Termo foi retirado também de planos municipais e estaduais neste ano; para especialista, excluir a discussão é fechar os olhos para a diferença que ainda existe entre mulher e homem
O Plano Nacional de Educação (PNE), apesar de sancionado em 2014 pela presidente Dilma Rousseff, continuou no holofote em 2015. Isso porque cidades e Estados tinham até 26 de junho de 2015 para implementar seus próprios planos. E o que se viu foi a reprodução do conservadorismo que fez com que, nesses âmbitos locais, os dois temas vetados no PNE também fossem excluídos: identidade de gênero e sexualidade nas escolas.
A retirada foi resultado da pressão das bancadas religiosas, que alegaram que trazer o tema à tona deturparia os conceitos de homem e mulher, destruindo o modelo tradicional de família. Além disso, argumentaram que a discussão do assunto seria dever dos pais e não da escola.

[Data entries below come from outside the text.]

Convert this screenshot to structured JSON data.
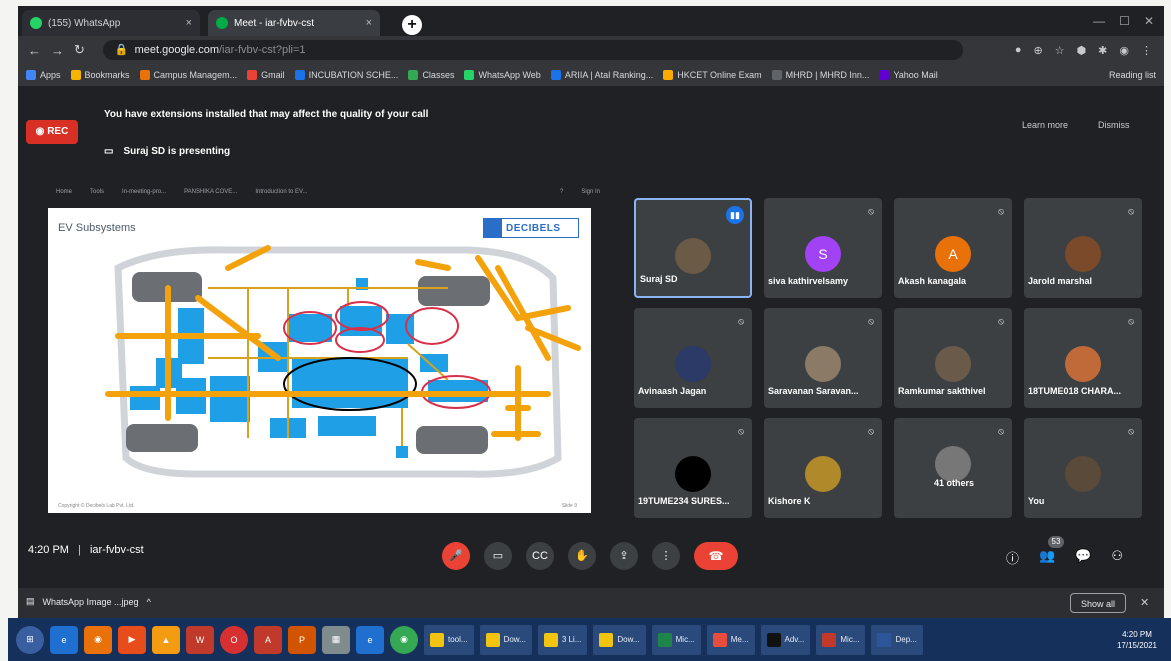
{
  "browser": {
    "tabs": [
      {
        "label": "(155) WhatsApp",
        "close": "×",
        "favicon_color": "#25d366"
      },
      {
        "label": "Meet - iar-fvbv-cst",
        "close": "×",
        "favicon_color": "#00ac47"
      }
    ],
    "new_tab": "+",
    "window_controls": [
      "—",
      "☐",
      "✕"
    ],
    "nav": {
      "back": "←",
      "forward": "→",
      "reload": "↻"
    },
    "url_host": "meet.google.com",
    "url_path": "/iar-fvbv-cst?pli=1",
    "toolbar_icons": [
      "●",
      "⊕",
      "☆",
      "⬢",
      "✱",
      "◉",
      "⋮"
    ],
    "bookmarks": [
      {
        "label": "Apps",
        "color": "#4285f4"
      },
      {
        "label": "Bookmarks",
        "color": "#f4b400"
      },
      {
        "label": "Campus Managem...",
        "color": "#e8710a"
      },
      {
        "label": "Gmail",
        "color": "#ea4335"
      },
      {
        "label": "INCUBATION SCHE...",
        "color": "#1a73e8"
      },
      {
        "label": "Classes",
        "color": "#34a853"
      },
      {
        "label": "WhatsApp Web",
        "color": "#25d366"
      },
      {
        "label": "ARIIA | Atal Ranking...",
        "color": "#1a73e8"
      },
      {
        "label": "HKCET Online Exam",
        "color": "#f9ab00"
      },
      {
        "label": "MHRD | MHRD Inn...",
        "color": "#5f6368"
      },
      {
        "label": "Yahoo Mail",
        "color": "#6001d2"
      }
    ],
    "reading_list": "Reading list"
  },
  "meet": {
    "rec_label": "REC",
    "extension_warning": "You have extensions installed that may affect the quality of your call",
    "learn_more": "Learn more",
    "dismiss": "Dismiss",
    "presenting": "Suraj SD is presenting",
    "meeting_time": "4:20 PM",
    "meeting_code": "iar-fvbv-cst",
    "slide_nav": [
      "Home",
      "Tools",
      "In-meeting-pro...",
      "PANSHIKA COVE...",
      "Introduction to EV...",
      "?",
      "Sign In"
    ],
    "slide": {
      "title": "EV Subsystems",
      "logo": "DECIBELS",
      "footer": "Copyright © Decibels Lab Pvt. Ltd.",
      "page": "Slide 9"
    },
    "participants": [
      {
        "name": "Suraj SD",
        "initial": "",
        "color": "#6b5a45",
        "mic": "",
        "speaking": true
      },
      {
        "name": "siva kathirvelsamy",
        "initial": "S",
        "color": "#a142f4",
        "mic": "🎤̸"
      },
      {
        "name": "Akash kanagala",
        "initial": "A",
        "color": "#e8710a",
        "mic": "🎤̸"
      },
      {
        "name": "Jarold marshal",
        "initial": "",
        "color": "#7a4a2a",
        "mic": "🎤̸"
      },
      {
        "name": "Avinaash Jagan",
        "initial": "",
        "color": "#2b3a66",
        "mic": "🎤̸"
      },
      {
        "name": "Saravanan Saravan...",
        "initial": "",
        "color": "#8a7a66",
        "mic": "🎤̸"
      },
      {
        "name": "Ramkumar sakthivel",
        "initial": "",
        "color": "#6a5a4a",
        "mic": "🎤̸"
      },
      {
        "name": "18TUME018 CHARA...",
        "initial": "",
        "color": "#c06a3a",
        "mic": "🎤̸"
      },
      {
        "name": "19TUME234 SURES...",
        "initial": "",
        "color": "#000000",
        "mic": "🎤̸"
      },
      {
        "name": "Kishore K",
        "initial": "",
        "color": "#b08a2a",
        "mic": "🎤̸"
      },
      {
        "name": "41 others",
        "initial": "",
        "color": "#777777",
        "mic": "🎤̸"
      },
      {
        "name": "You",
        "initial": "",
        "color": "#5a4a3a",
        "mic": "🎤̸"
      }
    ],
    "controls": [
      "🎤",
      "▭",
      "CC",
      "✋",
      "⇪",
      "⋮"
    ],
    "end_call": "☎",
    "right_controls": [
      "ⓘ",
      "👥",
      "💬",
      "⚇"
    ],
    "people_count": "53"
  },
  "download_shelf": {
    "file": "WhatsApp Image ...jpeg",
    "caret": "^",
    "show_all": "Show all",
    "close": "✕"
  },
  "taskbar": {
    "pinned": [
      {
        "label": "⊞",
        "color": "#3a5fa0"
      },
      {
        "label": "e",
        "color": "#1f6fd0"
      },
      {
        "label": "◉",
        "color": "#e8710a"
      },
      {
        "label": "▶",
        "color": "#e84c1a"
      },
      {
        "label": "▲",
        "color": "#f39c12"
      },
      {
        "label": "W",
        "color": "#c0392b"
      },
      {
        "label": "O",
        "color": "#d63031"
      },
      {
        "label": "A",
        "color": "#c0392b"
      },
      {
        "label": "P",
        "color": "#d35400"
      },
      {
        "label": "▦",
        "color": "#7f8c8d"
      },
      {
        "label": "e",
        "color": "#1f6fd0"
      },
      {
        "label": "◉",
        "color": "#34a853"
      }
    ],
    "windows": [
      {
        "label": "tool...",
        "color": "#f1c40f"
      },
      {
        "label": "Dow...",
        "color": "#f1c40f"
      },
      {
        "label": "3 Li...",
        "color": "#f1c40f"
      },
      {
        "label": "Dow...",
        "color": "#f1c40f"
      },
      {
        "label": "Mic...",
        "color": "#1e8449"
      },
      {
        "label": "Me...",
        "color": "#e74c3c"
      },
      {
        "label": "Adv...",
        "color": "#111111"
      },
      {
        "label": "Mic...",
        "color": "#c0392b"
      },
      {
        "label": "Dep...",
        "color": "#2b579a"
      }
    ],
    "time": "4:20 PM",
    "date": "17/15/2021"
  }
}
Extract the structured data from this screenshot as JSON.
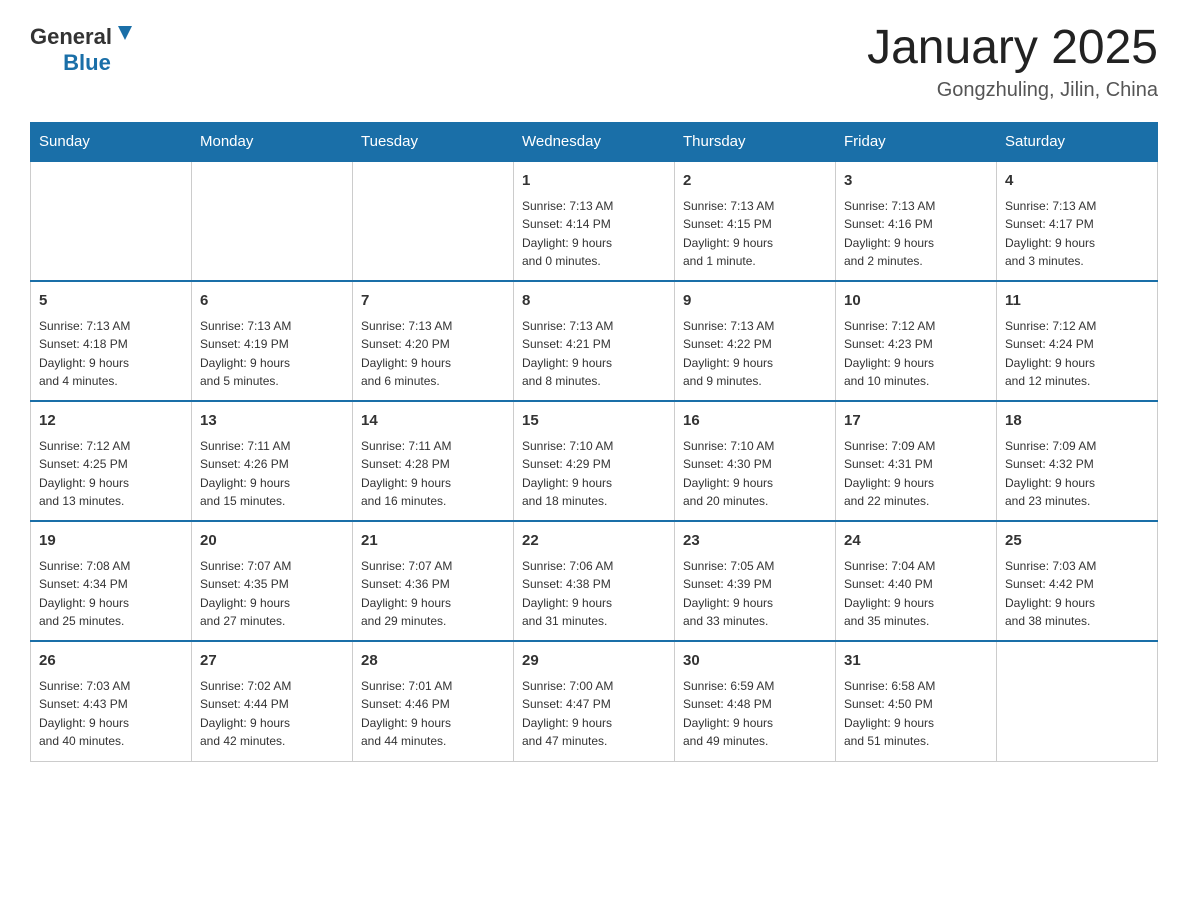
{
  "logo": {
    "text_general": "General",
    "text_blue": "Blue",
    "arrow_symbol": "▲"
  },
  "header": {
    "title": "January 2025",
    "subtitle": "Gongzhuling, Jilin, China"
  },
  "weekdays": [
    "Sunday",
    "Monday",
    "Tuesday",
    "Wednesday",
    "Thursday",
    "Friday",
    "Saturday"
  ],
  "weeks": [
    [
      {
        "day": "",
        "info": ""
      },
      {
        "day": "",
        "info": ""
      },
      {
        "day": "",
        "info": ""
      },
      {
        "day": "1",
        "info": "Sunrise: 7:13 AM\nSunset: 4:14 PM\nDaylight: 9 hours\nand 0 minutes."
      },
      {
        "day": "2",
        "info": "Sunrise: 7:13 AM\nSunset: 4:15 PM\nDaylight: 9 hours\nand 1 minute."
      },
      {
        "day": "3",
        "info": "Sunrise: 7:13 AM\nSunset: 4:16 PM\nDaylight: 9 hours\nand 2 minutes."
      },
      {
        "day": "4",
        "info": "Sunrise: 7:13 AM\nSunset: 4:17 PM\nDaylight: 9 hours\nand 3 minutes."
      }
    ],
    [
      {
        "day": "5",
        "info": "Sunrise: 7:13 AM\nSunset: 4:18 PM\nDaylight: 9 hours\nand 4 minutes."
      },
      {
        "day": "6",
        "info": "Sunrise: 7:13 AM\nSunset: 4:19 PM\nDaylight: 9 hours\nand 5 minutes."
      },
      {
        "day": "7",
        "info": "Sunrise: 7:13 AM\nSunset: 4:20 PM\nDaylight: 9 hours\nand 6 minutes."
      },
      {
        "day": "8",
        "info": "Sunrise: 7:13 AM\nSunset: 4:21 PM\nDaylight: 9 hours\nand 8 minutes."
      },
      {
        "day": "9",
        "info": "Sunrise: 7:13 AM\nSunset: 4:22 PM\nDaylight: 9 hours\nand 9 minutes."
      },
      {
        "day": "10",
        "info": "Sunrise: 7:12 AM\nSunset: 4:23 PM\nDaylight: 9 hours\nand 10 minutes."
      },
      {
        "day": "11",
        "info": "Sunrise: 7:12 AM\nSunset: 4:24 PM\nDaylight: 9 hours\nand 12 minutes."
      }
    ],
    [
      {
        "day": "12",
        "info": "Sunrise: 7:12 AM\nSunset: 4:25 PM\nDaylight: 9 hours\nand 13 minutes."
      },
      {
        "day": "13",
        "info": "Sunrise: 7:11 AM\nSunset: 4:26 PM\nDaylight: 9 hours\nand 15 minutes."
      },
      {
        "day": "14",
        "info": "Sunrise: 7:11 AM\nSunset: 4:28 PM\nDaylight: 9 hours\nand 16 minutes."
      },
      {
        "day": "15",
        "info": "Sunrise: 7:10 AM\nSunset: 4:29 PM\nDaylight: 9 hours\nand 18 minutes."
      },
      {
        "day": "16",
        "info": "Sunrise: 7:10 AM\nSunset: 4:30 PM\nDaylight: 9 hours\nand 20 minutes."
      },
      {
        "day": "17",
        "info": "Sunrise: 7:09 AM\nSunset: 4:31 PM\nDaylight: 9 hours\nand 22 minutes."
      },
      {
        "day": "18",
        "info": "Sunrise: 7:09 AM\nSunset: 4:32 PM\nDaylight: 9 hours\nand 23 minutes."
      }
    ],
    [
      {
        "day": "19",
        "info": "Sunrise: 7:08 AM\nSunset: 4:34 PM\nDaylight: 9 hours\nand 25 minutes."
      },
      {
        "day": "20",
        "info": "Sunrise: 7:07 AM\nSunset: 4:35 PM\nDaylight: 9 hours\nand 27 minutes."
      },
      {
        "day": "21",
        "info": "Sunrise: 7:07 AM\nSunset: 4:36 PM\nDaylight: 9 hours\nand 29 minutes."
      },
      {
        "day": "22",
        "info": "Sunrise: 7:06 AM\nSunset: 4:38 PM\nDaylight: 9 hours\nand 31 minutes."
      },
      {
        "day": "23",
        "info": "Sunrise: 7:05 AM\nSunset: 4:39 PM\nDaylight: 9 hours\nand 33 minutes."
      },
      {
        "day": "24",
        "info": "Sunrise: 7:04 AM\nSunset: 4:40 PM\nDaylight: 9 hours\nand 35 minutes."
      },
      {
        "day": "25",
        "info": "Sunrise: 7:03 AM\nSunset: 4:42 PM\nDaylight: 9 hours\nand 38 minutes."
      }
    ],
    [
      {
        "day": "26",
        "info": "Sunrise: 7:03 AM\nSunset: 4:43 PM\nDaylight: 9 hours\nand 40 minutes."
      },
      {
        "day": "27",
        "info": "Sunrise: 7:02 AM\nSunset: 4:44 PM\nDaylight: 9 hours\nand 42 minutes."
      },
      {
        "day": "28",
        "info": "Sunrise: 7:01 AM\nSunset: 4:46 PM\nDaylight: 9 hours\nand 44 minutes."
      },
      {
        "day": "29",
        "info": "Sunrise: 7:00 AM\nSunset: 4:47 PM\nDaylight: 9 hours\nand 47 minutes."
      },
      {
        "day": "30",
        "info": "Sunrise: 6:59 AM\nSunset: 4:48 PM\nDaylight: 9 hours\nand 49 minutes."
      },
      {
        "day": "31",
        "info": "Sunrise: 6:58 AM\nSunset: 4:50 PM\nDaylight: 9 hours\nand 51 minutes."
      },
      {
        "day": "",
        "info": ""
      }
    ]
  ]
}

Educadores e ativistas de direitos humanos se manifestaram, mas sem sucesso. Em entrevista ao iG, Luiz Ramires Neto, mais conhecido como Lula Ramires, mestre em Educação pela Universidade de São Paulo (USP) e coordenador da ONG Corsa (Cidadania, Orgulho, Respeito, Solidariedade, Amor), classifica a retirada dos temas do PNE como um retrocesso e avisa: fechar os olhos para a questão de gênero é deixar intacta a diferença que ainda existe entre homens e mulheres.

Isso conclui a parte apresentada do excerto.